Michelin a annoncé jeudi 10 octobre aux équipes travaillant à La Roche-sur-Yon en Vendée son intention de fermer le site, qui emploie 619 personnes, d'ici fin 2020. Michelin affirme qu'il donnera "à chaque salarié concerné la possibilité de rester au sein de l'entreprise en France".

"Il y a beaucoup de déceptions parce qu'ils ont beaucoup donné", a réagi Jean-Paul Chiochetti, le directeur France de Michelin, au micro de franceinfo après l'annonce. "Maintenant, il faut laisser à nos salariés le temps de partager ça avec leur famille, avec leurs proches. Et puis, on reviendra vers eux, le plus tôt possible."

Les salariés se sentent sacrifiés sur l'autel du bénéfice 

"On a travaillé dur. On était en 3x8, on est passé en 4x8, on a travaillé les dimanches", rappelle un salarié. Et à la fin, on nous dit qu'on n'est pas rentables pour Michelin.
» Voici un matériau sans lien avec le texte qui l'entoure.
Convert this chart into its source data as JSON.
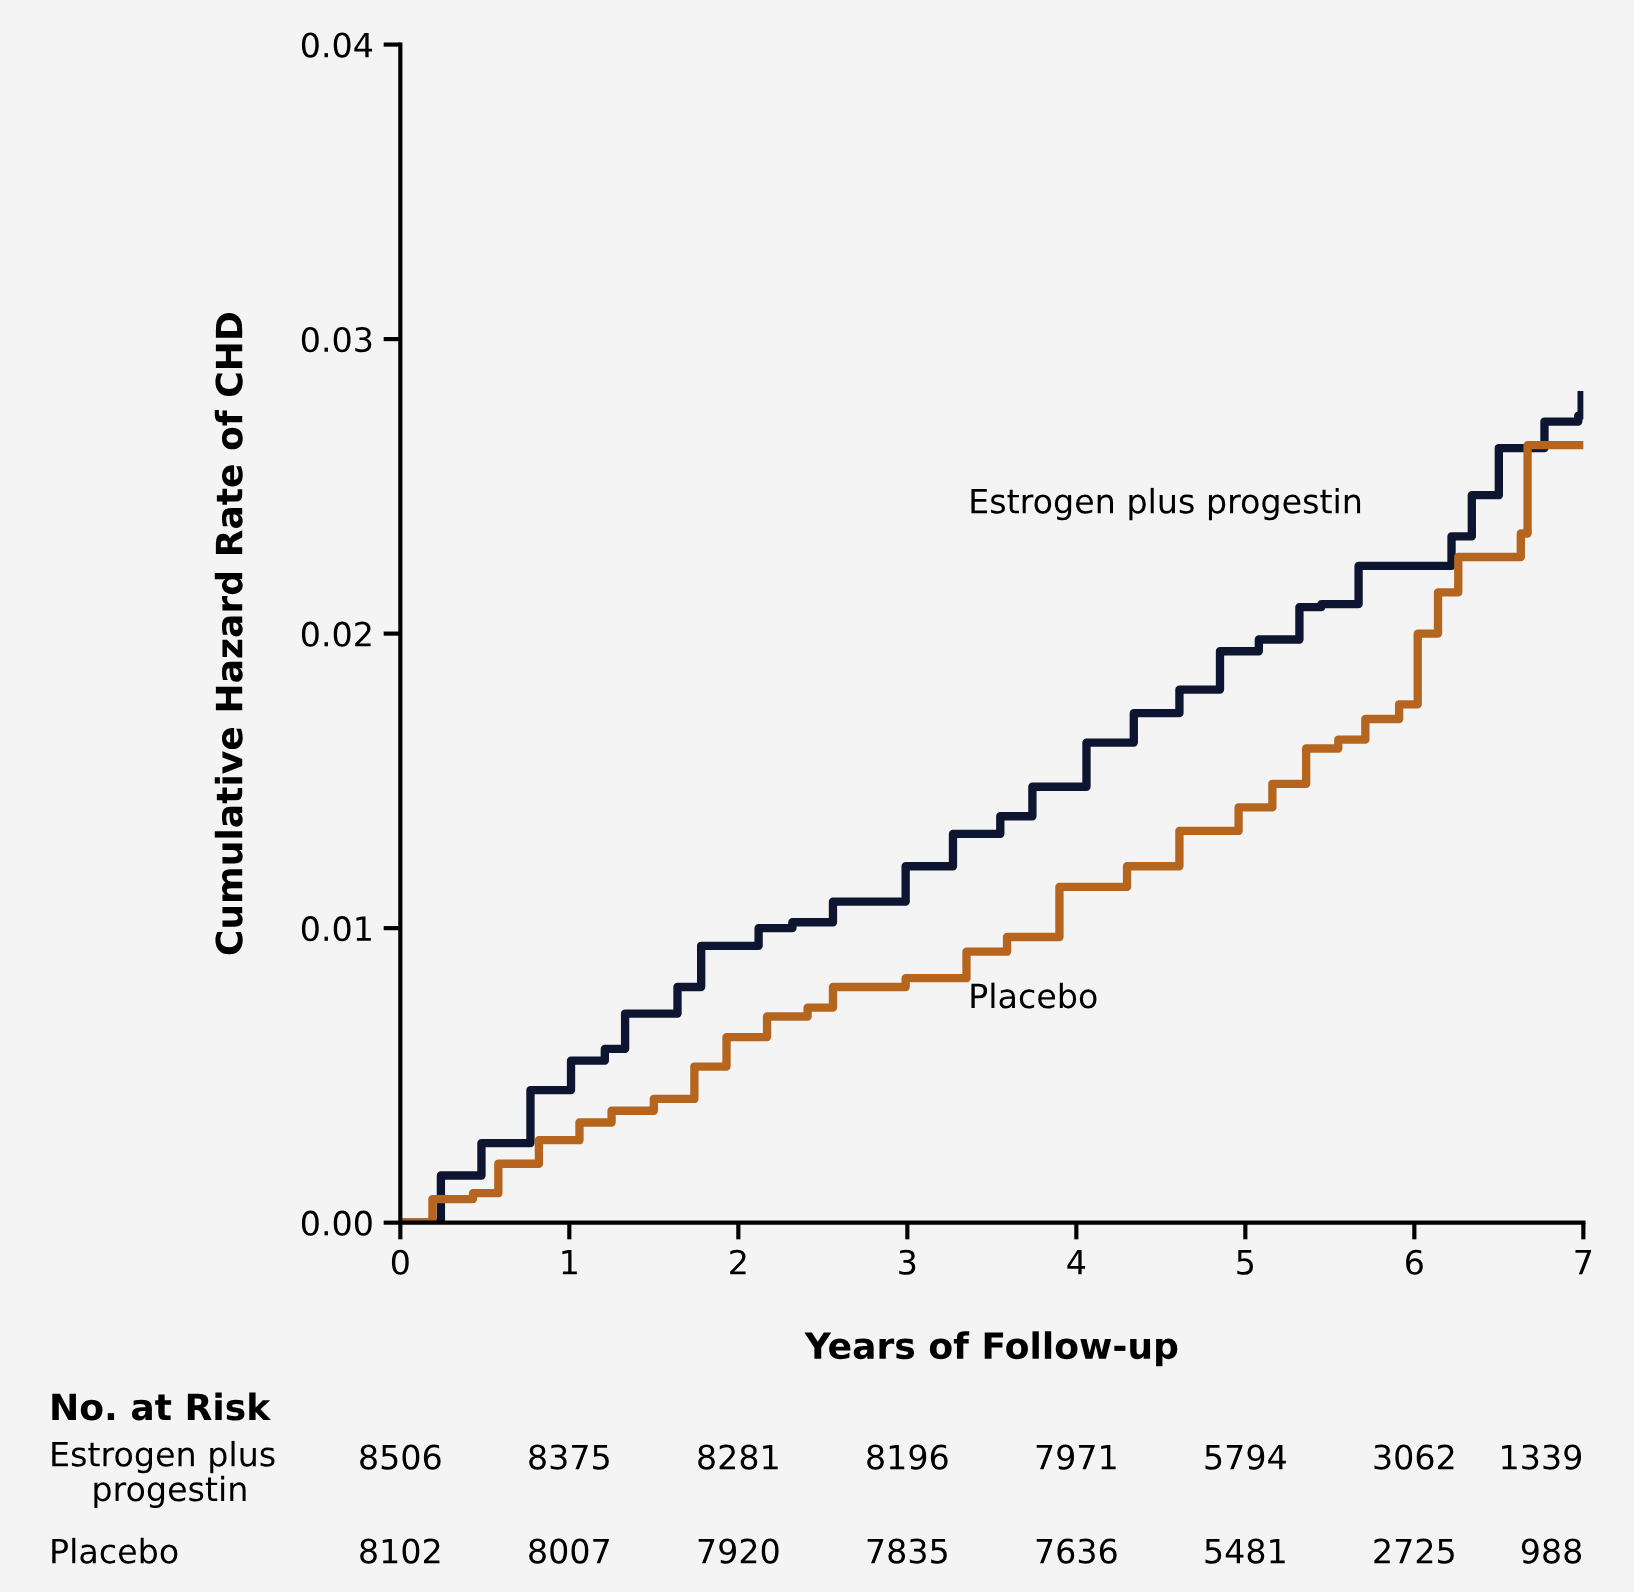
{
  "chart_data": {
    "type": "step",
    "xlabel": "Years of Follow-up",
    "ylabel": "Cumulative Hazard Rate of CHD",
    "xlim": [
      0,
      7
    ],
    "ylim": [
      0,
      0.04
    ],
    "xticks": [
      0,
      1,
      2,
      3,
      4,
      5,
      6,
      7
    ],
    "yticks": [
      {
        "value": 0,
        "label": "0.00"
      },
      0.01,
      0.02,
      0.03,
      0.04
    ],
    "grid": false,
    "legend": false,
    "series": [
      {
        "name": "Estrogen plus progestin",
        "color": "#0d1530",
        "x": [
          0,
          0.24,
          0.48,
          0.77,
          1.01,
          1.21,
          1.33,
          1.45,
          1.64,
          1.78,
          1.98,
          2.12,
          2.32,
          2.56,
          2.8,
          2.99,
          3.27,
          3.55,
          3.74,
          4.06,
          4.34,
          4.61,
          4.85,
          5.08,
          5.32,
          5.45,
          5.67,
          5.99,
          6.22,
          6.34,
          6.5,
          6.67,
          6.77,
          6.97,
          6.99
        ],
        "values": [
          0,
          0.0016,
          0.0027,
          0.0045,
          0.0055,
          0.0059,
          0.0071,
          0.0071,
          0.008,
          0.0094,
          0.0094,
          0.01,
          0.0102,
          0.0109,
          0.0109,
          0.0121,
          0.0132,
          0.0138,
          0.0148,
          0.0163,
          0.0173,
          0.0181,
          0.0194,
          0.0198,
          0.0209,
          0.021,
          0.0223,
          0.0223,
          0.0233,
          0.0247,
          0.0263,
          0.0263,
          0.0272,
          0.0274,
          0.0281
        ]
      },
      {
        "name": "Placebo",
        "color": "#b5651d",
        "x": [
          0,
          0.19,
          0.43,
          0.58,
          0.82,
          1.06,
          1.25,
          1.5,
          1.74,
          1.93,
          2.17,
          2.41,
          2.56,
          2.99,
          3.35,
          3.59,
          3.9,
          4.3,
          4.61,
          4.96,
          5.16,
          5.36,
          5.55,
          5.71,
          5.91,
          6.02,
          6.14,
          6.26,
          6.53,
          6.63,
          6.67,
          6.99
        ],
        "values": [
          0,
          0.0008,
          0.001,
          0.002,
          0.0028,
          0.0034,
          0.0038,
          0.0042,
          0.0053,
          0.0063,
          0.007,
          0.0073,
          0.008,
          0.0083,
          0.0092,
          0.0097,
          0.0114,
          0.0121,
          0.0133,
          0.0141,
          0.0149,
          0.0161,
          0.0164,
          0.0171,
          0.0176,
          0.02,
          0.0214,
          0.0226,
          0.0226,
          0.0234,
          0.0264,
          0.0264
        ]
      }
    ],
    "annotations": [
      "No. at Risk",
      "Estrogen plus\n    progestin",
      "8506",
      "8375",
      "8281",
      "8196",
      "7971",
      "5794",
      "3062",
      "1339",
      "Placebo",
      "8102",
      "8007",
      "7920",
      "7835",
      "7636",
      "5481",
      "2725",
      "988"
    ]
  }
}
C'est triste." Depuis plusieurs mois, les salariés se sont "engagés à travers des changements d'horaires, notamment", a confirmé Nicolas Piron, délégué Sud chez Michelin. "On n'est pas restés les bras croisés à attendre que le ciel nous tombe sur la tête".

Pour les syndicats, "c'est une véritable trahison, Michelin ne tient pas ses engagements." "C'est dur pour tous les salariés. Certains ont pris leur voiture et sont partis parce qu'ils ne veulent pas craquer devant tout le monde. Psychologiquement tout le monde va être atteint", a expliqué Anthony Guilloteau, délégué CGT, au micro de franceinfo. "C'est une trahison".

On est devant des patrons voyous. Cela fait des années qu'on sait qu'on a des patrons qui usent les salariés, qui les font travailler juste pour faire du fric pour donner aux actionnaires.Anthony Guilloteau, délégué CGTà franceinfo

Un avis que partage Nicolas Piron, délégué Sud chez Michelin. Pour lui aussi "c'est une véritable trahison. Michelin ne tient pas ses engagements. On est plus qu'en colère." Si Michelin ferme l'usine de La Roche-sur-Yon ce n'est pas parce qu'elle est en déficit, mais "parce que l'entreprise est à la recherche de profits, de rentabilité de plus en plus importants. Les salariés du site en sont les victimes." 

"On va se battre"

"Pour l'instant, on va se battre pour les emplois les gars", a ajouté Anthony Guilloteau. "Michelin a touché du fric de l'État, plus de 300 millions en cinq ans. Ils se démerdent. Ils nous trouvent du taf, ici. On veut les mêmes salaires et du boulot sur le site de la Roche-sur-Yon."

Des négociations doivent officiellement commencé le 15 octobre avec les syndicats. Mais l'avocat, qui défend les intérêts de la CGT du site Michelin de La Roche-sur-Yon, a d'ores et déjà annoncé jeudi sur franceinfo, qu'il engageait une action en justice pour que le groupe revoit "sa feuille de route."